Ils s’étaient aimés en même temps et sans se le dire. Leurs aveux s’étaient croisés la veille seulement, mais c’était une liaison déjà vieille. Il y avait des mois que l’échange était fait entre leurs cœurs.

Nous avons dit qu’il existait entre leurs visages une ressemblance assez grande, et qui devenait frappante lorsque leur physionomie se trouvait exprimer le même sentiment par hasard. Au moral, il n’y avait entre eux d’autres rapports que la franchise égale de leurs cœurs. Leurs caractères, sans être opposés, ne se ressemblaient point. Franz était vif, pétulant, oseur ; Denise était plutôt calme et timide. Franz poussait la gaieté jusqu’à la folie ; Denise était sérieuse. Mais il est certain que Dieu n’a point fait les caractères humains suivant les règles de l’art poétique. L’homme se transforme incessamment, suivant les circonstances. Les parts que nous avons faites à Franz et à Denise pouvaient varier comme toutes choses, au point d’arriver à une bascule complète.

En ce moment, par exemple, où elle franchissait les limites des convenances mondaines, la jeune fille timide n’éprouvait aucun symptôme d’embarras. Elle était tout entière à son contentement, tandis que Franz, le page hardi, perdait la tête à force d’être déconcerté.

Et à mesure que le silence continuait, sa puérile angoisse lui serrait davantage le cœur.

— Mademoiselle, balbutia-t-il enfin, en ouvrant ses paupières à demi, rien de ce que vous pourrez me dire n’égalera les reproches de ma conscience, je suis un fou ! par pitié ne me regardez pas comme un lâche !…

Gertraud écoutait et tâchait de ne point rire, ce à quoi l’aidait la mine profondément désolée du pauvre Franz.

Quant à mademoiselle d’Audemer, on eût dit qu’elle n’avait pas entendu.

Elle avait toujours la main de Franz entre les siennes ; elle le parcourait de la tête aux pieds d’un regard charmé.

— Franz, dit-elle enfin à voix basse et en laissant ses yeux exprimer toute la profondeur de son émotion, je suis bien heureuse de vous revoir !

Il y avait tant d’amour dans ces simples paroles, que la honte de Franz s’évanouit comme par enchantement, il ne songea plus à son crime imaginaire et se réhabilita lui-même au fond de l’âme.

Il releva enfin les yeux sur Denise et toucha de ses lèvres la douce main de la jeune fille.

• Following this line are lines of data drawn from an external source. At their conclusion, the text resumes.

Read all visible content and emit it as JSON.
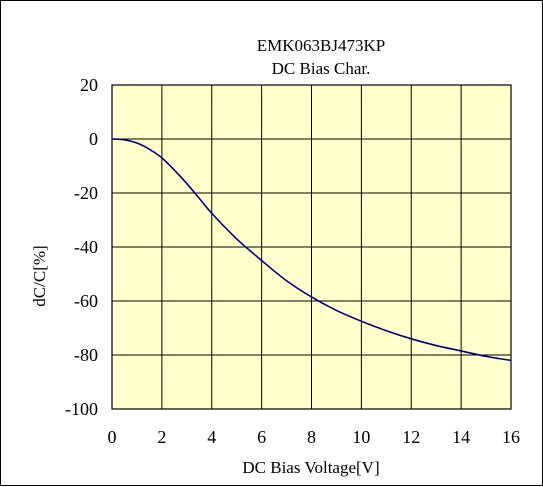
{
  "chart_data": {
    "type": "line",
    "title": "EMK063BJ473KP",
    "subtitle": "DC Bias Char.",
    "xlabel": "DC Bias Voltage[V]",
    "ylabel": "dC/C[%]",
    "xlim": [
      0,
      16
    ],
    "ylim": [
      -100,
      20
    ],
    "xticks": [
      "0",
      "2",
      "4",
      "6",
      "8",
      "10",
      "12",
      "14",
      "16"
    ],
    "yticks": [
      "20",
      "0",
      "-20",
      "-40",
      "-60",
      "-80",
      "-100"
    ],
    "grid": true,
    "plot_background": "#ffffcc",
    "line_color": "#000080",
    "series": [
      {
        "values": [
          [
            0,
            0
          ],
          [
            0.5,
            -0.3
          ],
          [
            1,
            -1.5
          ],
          [
            1.5,
            -3.8
          ],
          [
            2,
            -7
          ],
          [
            2.5,
            -11.5
          ],
          [
            3,
            -16.5
          ],
          [
            3.5,
            -22
          ],
          [
            4,
            -27.5
          ],
          [
            5,
            -37
          ],
          [
            6,
            -45
          ],
          [
            7,
            -52.5
          ],
          [
            8,
            -58.5
          ],
          [
            9,
            -63.5
          ],
          [
            10,
            -67.5
          ],
          [
            11,
            -71
          ],
          [
            12,
            -74
          ],
          [
            13,
            -76.5
          ],
          [
            14,
            -78.5
          ],
          [
            15,
            -80.5
          ],
          [
            16,
            -82
          ]
        ]
      }
    ]
  }
}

Denise souriait ; ils étaient tout près l’un de l’autre et leurs regards heureux se parlaient.

Gertraud, sans savoir pourquoi, se sentit rougir. Par un mouvement irréfléchi, elle traversa la chambre d’un pas furtif, et voulut se retirer dans la pièce d’entrée.

Franz, sans savoir aussi, peut-être, la suivait de l’œil et s’applaudissait.

Mais au moment où la petite brodeuse allait franchir le seuil, Denise se retourna vers elle.

— Reste, ma bonne Gertraud, dit-elle de sa voix tranquille et douce ; tu n’es pas de trop entre nous deux.